【番外編】もう1つの世界 2
「これに着替えてね。品質を良くしてあるから肌触りは悪くないと思うよ」
ウィルコから渡された服は中世っぽいシンプルなワンピースとマントだった。モニカもワンピースでルイスたちはシャツとズボンにマント。
「マントは暑いかも」
薄手のマントだけど、着たら暑そうだ。
「どれ俺が持っておこう」
「ありがと」
ルイスが父ちゃんっぽい。
「獣人は珍しいから僕が御者を務めるよ。カレンは中に入っててね」
「うん」
隠れているのは残念だなと思ったけど荷台の窓から外をのぞいてみたら普通の田舎道だった。ウィルコの世界と似てる。

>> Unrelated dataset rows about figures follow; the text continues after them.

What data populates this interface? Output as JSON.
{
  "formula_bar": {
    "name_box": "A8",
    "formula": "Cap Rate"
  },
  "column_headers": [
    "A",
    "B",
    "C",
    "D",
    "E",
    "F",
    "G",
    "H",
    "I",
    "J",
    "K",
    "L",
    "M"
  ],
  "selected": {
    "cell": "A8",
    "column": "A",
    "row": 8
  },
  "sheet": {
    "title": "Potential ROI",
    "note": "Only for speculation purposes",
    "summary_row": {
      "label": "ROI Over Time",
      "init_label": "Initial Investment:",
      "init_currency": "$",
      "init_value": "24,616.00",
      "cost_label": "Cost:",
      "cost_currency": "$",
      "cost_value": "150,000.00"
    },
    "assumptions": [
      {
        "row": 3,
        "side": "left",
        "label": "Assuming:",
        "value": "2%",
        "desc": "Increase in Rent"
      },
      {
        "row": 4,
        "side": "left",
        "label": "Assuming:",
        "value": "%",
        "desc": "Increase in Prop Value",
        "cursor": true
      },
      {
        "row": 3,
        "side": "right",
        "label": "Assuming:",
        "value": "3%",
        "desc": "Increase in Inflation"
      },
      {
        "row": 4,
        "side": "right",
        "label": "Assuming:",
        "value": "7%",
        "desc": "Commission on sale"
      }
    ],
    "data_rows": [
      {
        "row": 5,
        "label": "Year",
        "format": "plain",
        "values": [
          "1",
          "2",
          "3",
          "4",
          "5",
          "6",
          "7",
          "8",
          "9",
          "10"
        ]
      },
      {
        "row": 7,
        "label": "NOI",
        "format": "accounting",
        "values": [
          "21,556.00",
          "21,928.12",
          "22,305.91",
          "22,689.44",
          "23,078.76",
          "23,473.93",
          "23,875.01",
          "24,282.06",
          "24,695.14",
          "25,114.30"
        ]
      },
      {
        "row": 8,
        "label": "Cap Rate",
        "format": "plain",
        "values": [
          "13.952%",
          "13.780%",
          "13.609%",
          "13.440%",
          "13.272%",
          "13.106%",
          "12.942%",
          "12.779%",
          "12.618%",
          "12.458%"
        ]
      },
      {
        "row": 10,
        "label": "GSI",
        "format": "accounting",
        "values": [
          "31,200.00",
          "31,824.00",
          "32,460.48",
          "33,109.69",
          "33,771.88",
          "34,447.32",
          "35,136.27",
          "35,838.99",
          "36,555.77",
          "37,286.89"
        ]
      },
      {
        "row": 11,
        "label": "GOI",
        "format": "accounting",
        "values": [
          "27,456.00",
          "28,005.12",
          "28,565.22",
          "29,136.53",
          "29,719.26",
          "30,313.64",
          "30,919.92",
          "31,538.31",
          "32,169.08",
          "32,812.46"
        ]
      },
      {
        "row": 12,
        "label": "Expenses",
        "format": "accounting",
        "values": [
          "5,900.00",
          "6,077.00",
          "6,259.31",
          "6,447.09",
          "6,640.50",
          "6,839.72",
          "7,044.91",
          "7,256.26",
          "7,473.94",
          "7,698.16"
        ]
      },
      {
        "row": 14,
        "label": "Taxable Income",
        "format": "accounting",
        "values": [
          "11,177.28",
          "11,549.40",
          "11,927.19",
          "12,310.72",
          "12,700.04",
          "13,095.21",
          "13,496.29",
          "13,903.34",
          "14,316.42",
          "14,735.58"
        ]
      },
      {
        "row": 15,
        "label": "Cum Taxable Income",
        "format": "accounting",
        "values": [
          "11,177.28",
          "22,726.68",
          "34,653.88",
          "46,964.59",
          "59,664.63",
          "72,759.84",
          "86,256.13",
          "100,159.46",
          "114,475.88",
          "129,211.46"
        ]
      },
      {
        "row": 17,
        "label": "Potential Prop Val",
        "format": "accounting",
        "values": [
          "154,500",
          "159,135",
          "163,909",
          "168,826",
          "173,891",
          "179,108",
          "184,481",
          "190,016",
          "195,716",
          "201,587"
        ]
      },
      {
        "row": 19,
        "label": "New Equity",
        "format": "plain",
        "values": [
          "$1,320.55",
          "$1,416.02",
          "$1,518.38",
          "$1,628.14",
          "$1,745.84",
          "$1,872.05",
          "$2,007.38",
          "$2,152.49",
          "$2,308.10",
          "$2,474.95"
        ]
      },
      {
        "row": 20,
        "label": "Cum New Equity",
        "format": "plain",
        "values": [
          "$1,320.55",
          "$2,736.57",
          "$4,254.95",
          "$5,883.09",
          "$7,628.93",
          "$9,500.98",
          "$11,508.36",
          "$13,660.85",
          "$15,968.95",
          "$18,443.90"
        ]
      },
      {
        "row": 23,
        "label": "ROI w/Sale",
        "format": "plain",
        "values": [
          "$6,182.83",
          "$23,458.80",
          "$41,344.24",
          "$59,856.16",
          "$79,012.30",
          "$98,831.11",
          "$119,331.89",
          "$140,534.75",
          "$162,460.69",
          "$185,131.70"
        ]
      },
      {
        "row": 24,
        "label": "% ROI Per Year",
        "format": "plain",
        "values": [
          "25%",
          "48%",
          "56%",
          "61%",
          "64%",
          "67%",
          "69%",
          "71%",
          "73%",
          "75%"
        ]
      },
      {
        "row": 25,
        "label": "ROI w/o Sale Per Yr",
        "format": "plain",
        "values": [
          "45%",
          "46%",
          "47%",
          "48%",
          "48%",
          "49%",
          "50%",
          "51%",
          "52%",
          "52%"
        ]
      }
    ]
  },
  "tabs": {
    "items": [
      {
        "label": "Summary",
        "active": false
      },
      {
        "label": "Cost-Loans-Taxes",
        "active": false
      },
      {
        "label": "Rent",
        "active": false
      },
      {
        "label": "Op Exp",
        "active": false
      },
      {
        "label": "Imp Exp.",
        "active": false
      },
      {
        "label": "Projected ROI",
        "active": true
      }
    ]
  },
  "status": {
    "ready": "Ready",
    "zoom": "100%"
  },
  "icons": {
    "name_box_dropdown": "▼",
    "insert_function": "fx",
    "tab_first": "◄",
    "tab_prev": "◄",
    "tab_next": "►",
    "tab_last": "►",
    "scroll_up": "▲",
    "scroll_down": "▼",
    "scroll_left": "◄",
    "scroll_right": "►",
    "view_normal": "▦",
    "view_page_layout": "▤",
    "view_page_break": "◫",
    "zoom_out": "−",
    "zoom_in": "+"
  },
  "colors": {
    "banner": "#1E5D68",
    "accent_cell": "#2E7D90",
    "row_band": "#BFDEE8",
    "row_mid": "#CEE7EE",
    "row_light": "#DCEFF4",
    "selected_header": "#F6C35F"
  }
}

「そろそろエスカルに着くよ。街に入る時に調べられるからマントを着てね」
街に入る順番が来たらルイスが私にマントを着せてくれた。
「ウィルコか、久しぶりだな」
「今回はどこに行っていたんだ?」
ウィルコは若手の商人という設定らしい。
「狼獣人の集落で仕入れをしてきたよ。美味しい干し肉とか冬に向けて良い保存食が手に入ったよ」
門番たちが騒ついた。
「獣人の集落だと」
「それはまた凄いな。獣人に会ったことのある人間なんて滅多にいないぞ」
「会えるよ。みんなー」
呼ばれたので揃って顔を出した。マントのフードはかぶっている。
「こんにちは!」
「はい、こんにちは」
「可愛いな、旅して来たのかい」
「この子はカレン。狼獣人の集落で僕がお世話なったルイスの愛娘だよ。こちらはルイスの姉のモニカとモニカの伴侶のヨル」
「もしかして…」
「まさか…」
ヨルがフードをずらして耳を見せた。
「本当だ…」
「普通に旅してきて大丈夫なのか…」
「これ暑いよ」
子供な私は大人よりも暑がりなのでマントもフードも我慢出来なくてフードをずらした。顔で風を感じて気持ちいい。
「可愛いな!」
「可愛い過ぎて危険だ」
「ああ隠した方が良い」
門番たちの反応に焦ったルイスが私にフードをかぶせる。
「暑いよ…」
「かわいそうだが外に出る時はマントをかぶった方がいいぞ」
「しかしこの気候でマントの集団は警戒されるんじゃないか」
門番たちが相談を始めた。
「エスカルに滞在される間、警護させてほしい」
「もちろん我が街に、それほどの悪人はいない。しかし獣人の存在というのは珍しすぎる」
「ウィルコがいるが不要なトラブルを防ぎたい」
この街のウィルコの家に滞在する予定だけど都合の良いことにウィルコの家は街中にある兵たちの詰所の隣だった。
しばらく門番さんたちの詰所で足止めされた。
「待たせてすまない」
「警護のスケジュールとメンバーの調整ができたから行こう」
私たちがトラブルに巻き込まれないよう、常に2名の兵隊さんが一緒に行動してくれることになった。今日の当番の兵隊さんと一緒にウィルコの家に向かった。